Dead Man's Dice
- Designers: Martin H. Samuel
- Illustrators: Martin H. Samuel; David Penfound;
- Publishers: Games Above Board; Channel Craft;
- Players: 2 - 6
- Setup time: 1 minute
- Playing time: 20 minutes
- Age range: 7 and up
- Skills: Tactics, strategy, concentration

= Dead Man's Dice =

Dice game

Dead Man's Dice is a pirate-themed game, played with dice, employing luck, strategy, and the accumulation of points.

The game was designed by Martin H. Samuel and originally produced for two to six players by Games Above Board. Channel Craft, Inc. of Charleroi, Pennsylvania, United States, published a 2-player version of the game in 2006.

Giseh Verlag launched the game in Germany at Essen Spiel.

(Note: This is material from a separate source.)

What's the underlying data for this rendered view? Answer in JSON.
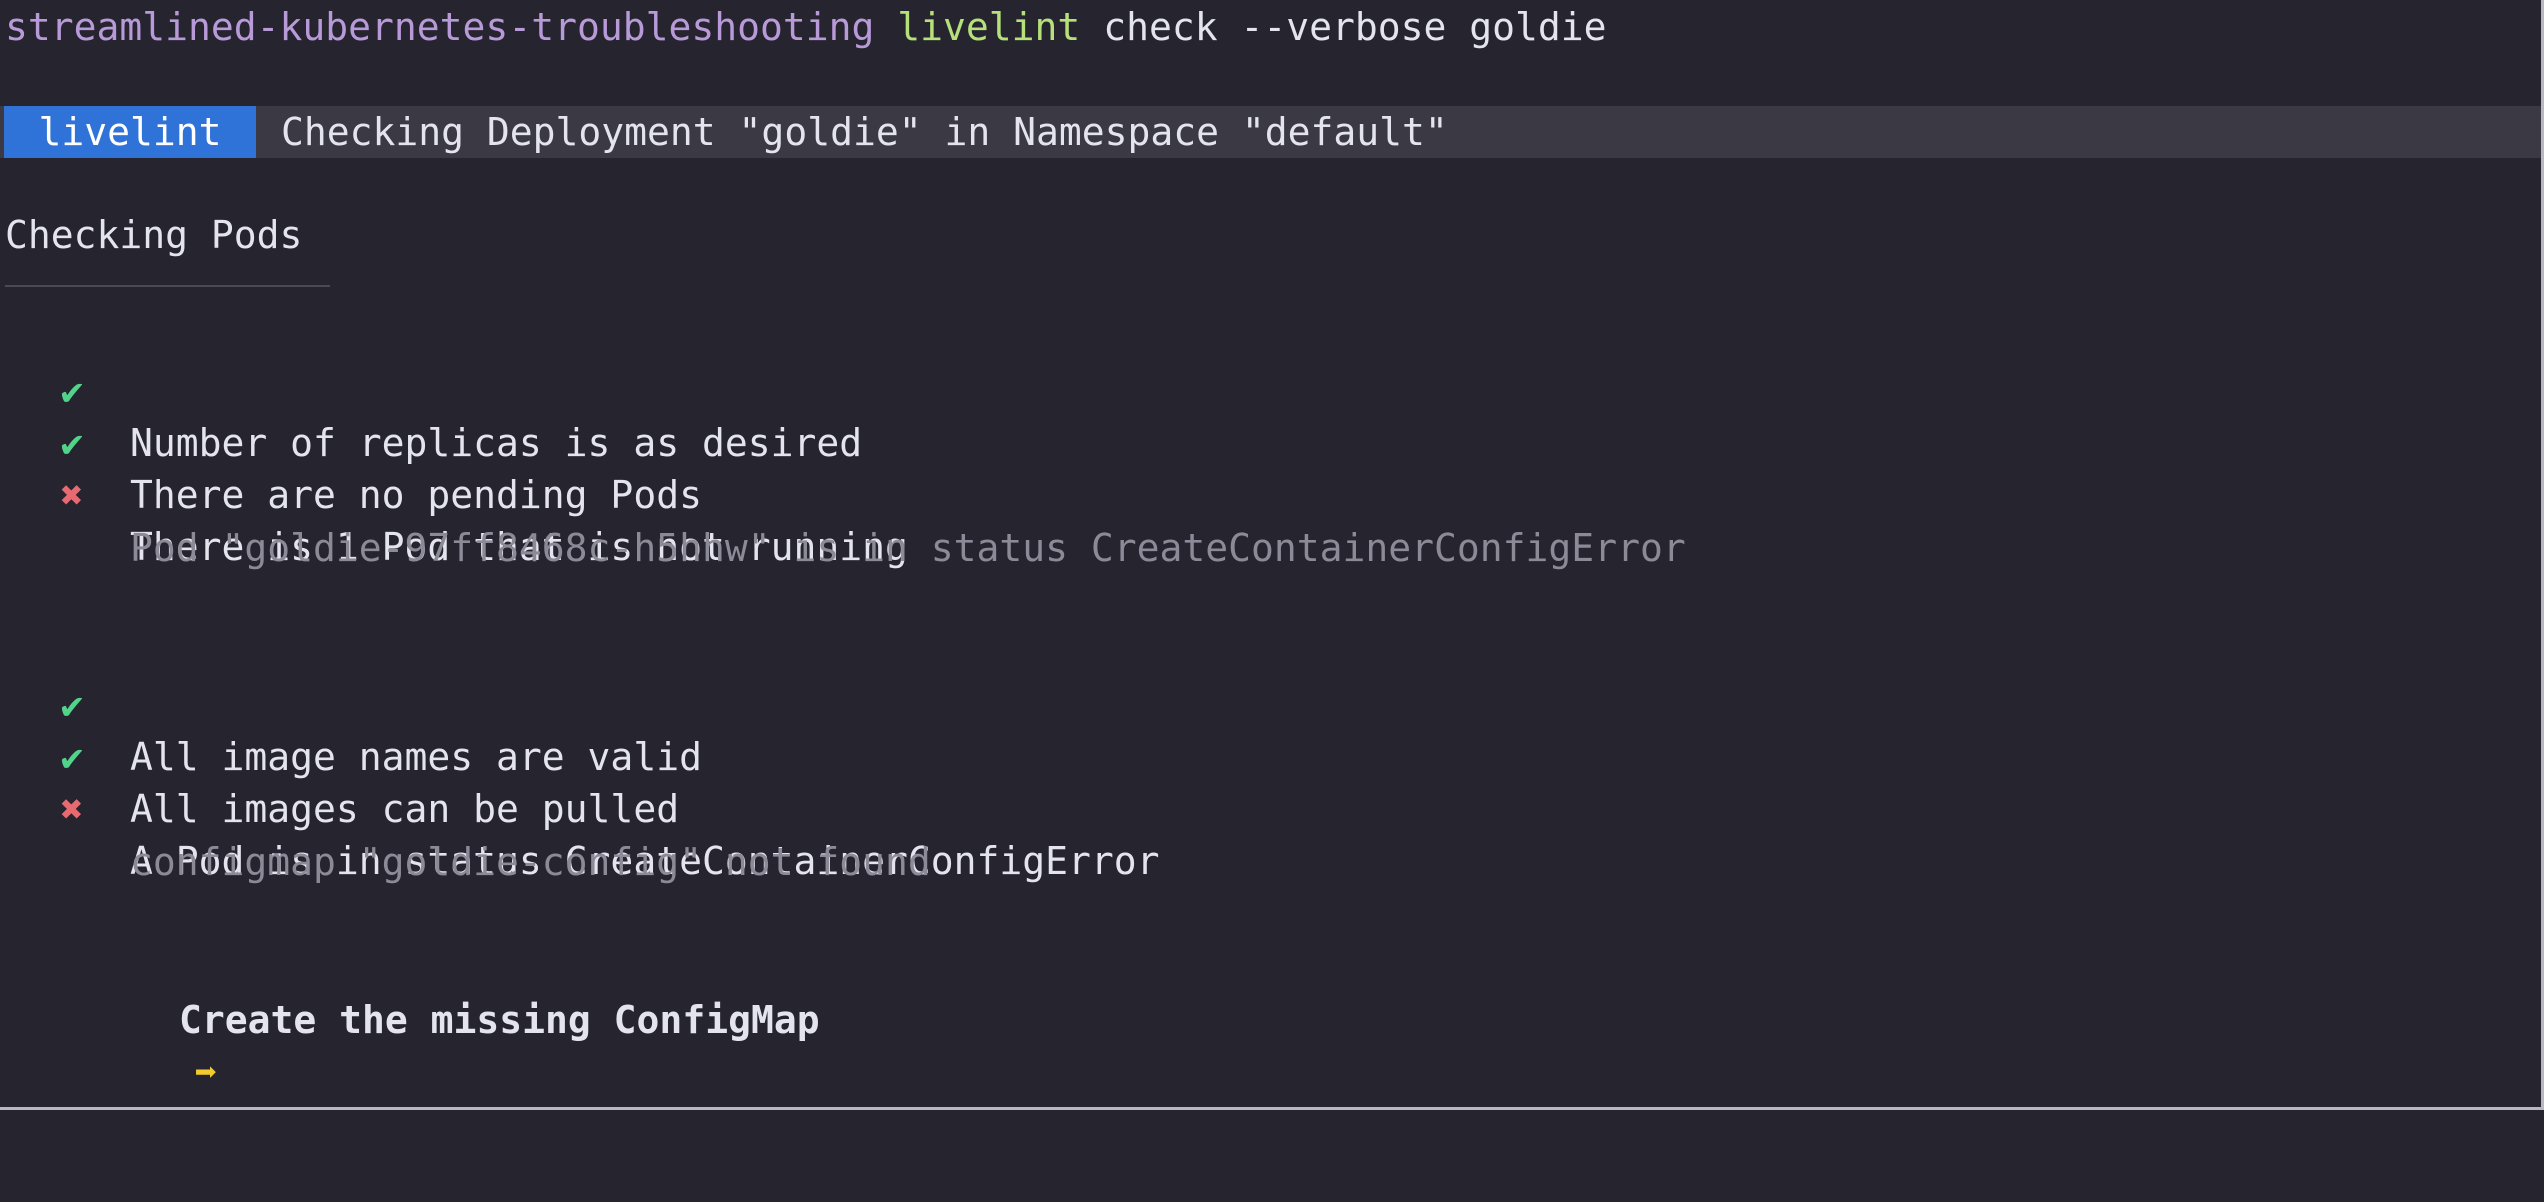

The skull and pistols graphic was designed by David Penfound of Andover, England.

==Components==
- 2 Jolly Roger dice and 4 regular dice
- Score pad
- Pencil
- Instructions

==Objective==
The goal of the game is to pile up the points with all your dice before the opponent(s), while plundering other pirates, and score points which count as doubloons.

==Gameplay==

The Dead Man's Dice game is played on a flat surface. Players (termed "pirates" in-game) choose 1 Jolly Roger and 2 regular dice each.

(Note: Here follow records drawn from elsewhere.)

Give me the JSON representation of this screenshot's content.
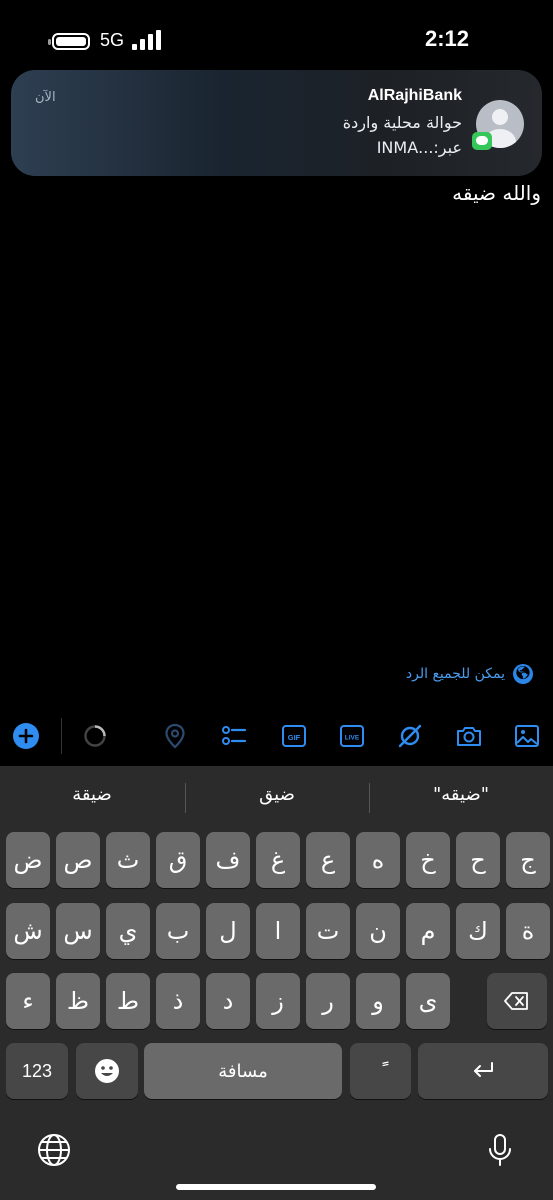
{
  "status_bar": {
    "time": "2:12",
    "network": "5G"
  },
  "notification": {
    "app": "AlRajhiBank",
    "time": "الآن",
    "line1": "حوالة محلية واردة",
    "line2": "عبر:...INMA"
  },
  "typed_text": "والله ضيقه",
  "reply_hint": "يمكن للجميع الرد",
  "toolbar": {
    "icons": [
      "plus-circle-icon",
      "loading-icon",
      "location-icon",
      "checklist-icon",
      "gif-icon",
      "live-icon",
      "disable-icon",
      "camera-icon",
      "image-icon"
    ],
    "gif_label": "GIF",
    "live_label": "LIVE",
    "accent": "#2f8cf0"
  },
  "suggestions": [
    "\"ضيقه\"",
    "ضيق",
    "ضيقة"
  ],
  "keyboard": {
    "row1": [
      "ج",
      "ح",
      "خ",
      "ه",
      "ع",
      "غ",
      "ف",
      "ق",
      "ث",
      "ص",
      "ض"
    ],
    "row2": [
      "ة",
      "ك",
      "م",
      "ن",
      "ت",
      "ا",
      "ل",
      "ب",
      "ي",
      "س",
      "ش"
    ],
    "row3": [
      "ى",
      "و",
      "ر",
      "ز",
      "د",
      "ذ",
      "ط",
      "ظ",
      "ء"
    ],
    "numbers_label": "123",
    "space_label": "مسافة",
    "tanween_label": "ًً"
  }
}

To begin, pirates roll any one of their dice, and the pirate with the lowest number rolls another die. If two or more pirates roll the same lowest number, all pirates roll again. Then, taking turns, play rotates clockwise round by round, with pirates rolling their remaining dice one at a time.

A pirate may place their rolled die on top of their own die if:
1. it matches,
2. it is in ascending numerical sequence – or,
3. it totals 7 with the die currently on top.

PLUNDER: pirates must roll a die before they plunder and may then take an opponent's top die - placing it on their pile if it meets either Rule 2. or 3. Pirates may plunder any number of possible dice on a turn.

JOLLY ROGER: a pirate may mutiny and roll this special die on any of their turns. If their special die is rolled first and the Jolly Roger comes up, it is the 1 spot. This die only has a special value and a point value of 7 if the skull and crossbones come up.

A rolled Jolly Roger may be placed on the pile regardless of the top number. A Jolly Roger may not be plundered.

A pirate caught red-handed holding their special die at the end of a round – Dead Man's Dice, is keelhauled and subtracts 7 points.

If a pirate ends around with the Jolly Roger on the top, that player doubles the points value of their pile.

If a pirate does not have at least one die in their pile due to opponents' plundering, that pirate must roll a die on their next turn – and may then plunder if possible.
A turn is over when a pirate is marooned and cannot place a die on their pile - a round is over when a pirate's pistol is empty and has no more dice to play.
Pirates then add up the points on the tops of the dice in their pile o’ treasure.

A pirate who falls overboard (knocks their own pile over) returns any plundered dice, and starts again on their next turn.
A pirate who fires a broadside with their rolled die and blows an opponent's pile to Davy Jones’ Locker (knocks it over) walks the plank, and deducts 7 points. The victim returns any plundered dice and immediately starts again.

Pirates keep their own score (on the pad) throughout the game, overlooked points are forfeited, and the game is over when a pirate has scored 100 doubloons and is then the winner.